Saat ia mendekat, ia melihat beberapa perawat memompa jantungnya.


"Mas, Aby..?"


Anisa terus dan terus berdoa agar Aby mendapatkan mukjizat.


Beberapa saat kemudian keadaanya normal kembali walaupun ia belum sadarkan diri.


Yahya, Imran dan pak Ali juga berada di sana.


Mereka mengucap syukur saat hal yang menegangkan itu lewat.


Yahya sendiri merasa gelisah, haruskah ia membongkar semuanya sekarang?


Imran yang melihatnya langsung mendekati nya.


"Ada apa, Mas? sepertinya kau sangat tertekan."


"Saya bingung dan merasa bersalah. Saya sudah terjebak dalam situasi yang sulit ini,


Pak Aby meminta saya merahasiakan semuanya, saya tidak sanggup menanggungnya lebih lama lagi. Saya juga sangat takut dengan tanggapan Anisa. apalagi setelah melihat keadaan pak Aby seperti ini, saya berpikir mungkin ini waktu yang tepat untuk bercerita."


Imran ikut berpikir keras. ia merasa ikut bertanggung jawab atas kerumitan yang terjadi di antara mereka.. Karena ia tau keadaan yang sebenarnya.


"Sebenarnya, kapanpun kau sampaikan cerita itu, tetap akan beresiko. Tidak mudah baginya menerima kebenaran ini.
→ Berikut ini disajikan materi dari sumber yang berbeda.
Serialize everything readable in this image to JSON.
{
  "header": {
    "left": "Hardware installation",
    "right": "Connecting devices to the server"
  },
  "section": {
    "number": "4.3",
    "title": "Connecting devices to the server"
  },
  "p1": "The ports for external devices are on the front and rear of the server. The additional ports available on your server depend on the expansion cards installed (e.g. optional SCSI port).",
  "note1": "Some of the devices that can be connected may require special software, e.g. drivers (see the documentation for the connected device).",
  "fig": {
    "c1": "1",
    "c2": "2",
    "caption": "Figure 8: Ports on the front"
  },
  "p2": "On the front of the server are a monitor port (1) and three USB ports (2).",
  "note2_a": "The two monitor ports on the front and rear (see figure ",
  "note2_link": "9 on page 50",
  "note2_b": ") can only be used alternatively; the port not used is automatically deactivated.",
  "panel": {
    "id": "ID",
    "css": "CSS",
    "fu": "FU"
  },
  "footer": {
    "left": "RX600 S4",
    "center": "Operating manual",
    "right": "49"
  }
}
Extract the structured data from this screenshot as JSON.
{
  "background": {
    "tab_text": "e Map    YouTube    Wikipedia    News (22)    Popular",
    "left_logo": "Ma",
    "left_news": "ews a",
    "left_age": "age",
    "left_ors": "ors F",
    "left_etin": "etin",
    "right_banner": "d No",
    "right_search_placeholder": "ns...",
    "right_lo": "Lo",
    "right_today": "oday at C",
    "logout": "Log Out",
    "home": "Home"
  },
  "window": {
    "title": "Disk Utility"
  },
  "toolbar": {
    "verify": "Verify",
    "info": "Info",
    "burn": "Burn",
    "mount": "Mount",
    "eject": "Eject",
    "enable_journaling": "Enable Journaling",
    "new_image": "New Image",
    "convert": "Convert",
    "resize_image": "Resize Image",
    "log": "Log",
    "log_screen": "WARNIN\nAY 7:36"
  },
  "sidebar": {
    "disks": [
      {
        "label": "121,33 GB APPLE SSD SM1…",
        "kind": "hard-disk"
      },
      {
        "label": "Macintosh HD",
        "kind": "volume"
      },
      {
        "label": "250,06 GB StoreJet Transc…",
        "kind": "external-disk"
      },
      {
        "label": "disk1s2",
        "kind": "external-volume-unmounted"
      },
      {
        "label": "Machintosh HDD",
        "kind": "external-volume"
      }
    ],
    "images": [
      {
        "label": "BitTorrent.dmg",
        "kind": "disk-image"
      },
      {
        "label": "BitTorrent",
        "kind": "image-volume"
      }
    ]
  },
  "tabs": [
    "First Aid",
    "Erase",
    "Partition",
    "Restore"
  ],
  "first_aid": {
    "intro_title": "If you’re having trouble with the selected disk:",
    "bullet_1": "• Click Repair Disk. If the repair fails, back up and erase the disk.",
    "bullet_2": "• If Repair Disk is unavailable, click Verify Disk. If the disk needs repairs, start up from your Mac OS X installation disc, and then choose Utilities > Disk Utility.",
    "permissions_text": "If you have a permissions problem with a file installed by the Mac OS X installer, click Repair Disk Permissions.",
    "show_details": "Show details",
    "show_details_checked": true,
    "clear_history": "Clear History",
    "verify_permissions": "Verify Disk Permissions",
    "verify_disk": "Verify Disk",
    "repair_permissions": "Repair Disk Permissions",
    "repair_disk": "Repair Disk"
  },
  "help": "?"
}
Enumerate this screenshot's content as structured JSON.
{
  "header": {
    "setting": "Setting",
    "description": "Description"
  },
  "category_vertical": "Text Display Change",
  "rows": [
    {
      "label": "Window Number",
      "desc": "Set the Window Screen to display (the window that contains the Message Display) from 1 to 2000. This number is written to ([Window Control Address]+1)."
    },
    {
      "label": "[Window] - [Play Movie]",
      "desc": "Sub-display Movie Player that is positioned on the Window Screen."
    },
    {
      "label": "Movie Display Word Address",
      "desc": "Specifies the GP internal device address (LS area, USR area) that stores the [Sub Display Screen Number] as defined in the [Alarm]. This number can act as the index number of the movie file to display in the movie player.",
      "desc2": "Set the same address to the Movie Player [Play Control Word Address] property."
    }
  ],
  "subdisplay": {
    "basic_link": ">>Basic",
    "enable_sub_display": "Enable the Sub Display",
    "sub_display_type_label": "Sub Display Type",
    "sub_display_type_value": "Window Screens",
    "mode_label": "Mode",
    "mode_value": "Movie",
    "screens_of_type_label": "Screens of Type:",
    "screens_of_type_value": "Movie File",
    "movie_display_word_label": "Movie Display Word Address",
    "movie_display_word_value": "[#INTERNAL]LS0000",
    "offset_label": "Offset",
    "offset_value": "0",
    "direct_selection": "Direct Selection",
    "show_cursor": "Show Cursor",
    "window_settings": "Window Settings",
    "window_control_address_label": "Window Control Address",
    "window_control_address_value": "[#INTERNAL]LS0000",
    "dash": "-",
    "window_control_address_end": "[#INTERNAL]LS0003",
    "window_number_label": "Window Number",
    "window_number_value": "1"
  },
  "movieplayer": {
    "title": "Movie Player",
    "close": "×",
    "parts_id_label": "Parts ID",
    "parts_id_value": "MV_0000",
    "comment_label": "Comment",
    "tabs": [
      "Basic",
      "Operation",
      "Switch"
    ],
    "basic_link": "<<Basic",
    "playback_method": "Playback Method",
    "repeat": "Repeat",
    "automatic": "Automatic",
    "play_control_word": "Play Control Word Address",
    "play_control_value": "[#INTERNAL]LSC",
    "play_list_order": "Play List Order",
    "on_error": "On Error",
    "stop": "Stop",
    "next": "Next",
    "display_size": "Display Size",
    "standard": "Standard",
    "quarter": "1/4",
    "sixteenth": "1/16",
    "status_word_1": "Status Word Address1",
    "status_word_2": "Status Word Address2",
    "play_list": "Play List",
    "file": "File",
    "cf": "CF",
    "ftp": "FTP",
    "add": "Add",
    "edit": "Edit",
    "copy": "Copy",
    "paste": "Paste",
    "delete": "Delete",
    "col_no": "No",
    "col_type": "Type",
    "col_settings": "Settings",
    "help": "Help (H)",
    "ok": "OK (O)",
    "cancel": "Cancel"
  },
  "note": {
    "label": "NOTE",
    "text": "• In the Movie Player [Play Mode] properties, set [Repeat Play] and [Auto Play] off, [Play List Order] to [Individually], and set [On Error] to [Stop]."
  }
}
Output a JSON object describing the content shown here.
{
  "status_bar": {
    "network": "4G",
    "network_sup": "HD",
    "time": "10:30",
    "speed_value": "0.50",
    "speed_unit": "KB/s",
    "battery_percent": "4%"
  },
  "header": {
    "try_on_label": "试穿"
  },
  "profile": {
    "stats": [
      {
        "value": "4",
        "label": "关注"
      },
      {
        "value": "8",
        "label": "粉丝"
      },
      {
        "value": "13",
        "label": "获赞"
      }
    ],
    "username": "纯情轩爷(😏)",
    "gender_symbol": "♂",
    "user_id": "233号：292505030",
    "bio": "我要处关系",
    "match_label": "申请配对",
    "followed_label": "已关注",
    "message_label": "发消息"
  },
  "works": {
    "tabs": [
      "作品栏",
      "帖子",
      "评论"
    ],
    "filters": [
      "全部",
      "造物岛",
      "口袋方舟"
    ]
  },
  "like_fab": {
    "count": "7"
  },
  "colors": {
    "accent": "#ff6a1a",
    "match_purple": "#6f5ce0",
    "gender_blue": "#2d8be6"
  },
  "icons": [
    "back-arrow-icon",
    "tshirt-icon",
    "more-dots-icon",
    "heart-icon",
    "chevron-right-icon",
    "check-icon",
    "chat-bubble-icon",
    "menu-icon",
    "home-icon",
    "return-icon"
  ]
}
Atau mungkin juga dia merasa sudah kita bohongi selama ini. ada baiknya kau katakan sekarang saja. Karna melihat keadaan Aby yang seperti itu."


Yahya menguatkan hatinya.


Ia menghampiri Anisa yang duduk diam di depan ruangan Aby.


Yahya memegang bahunya pelan. Anisa langsung mendongak.


Yahya merasa sedih melihat mata itu terlihat redup dan sembab karna menahan kesedihannya.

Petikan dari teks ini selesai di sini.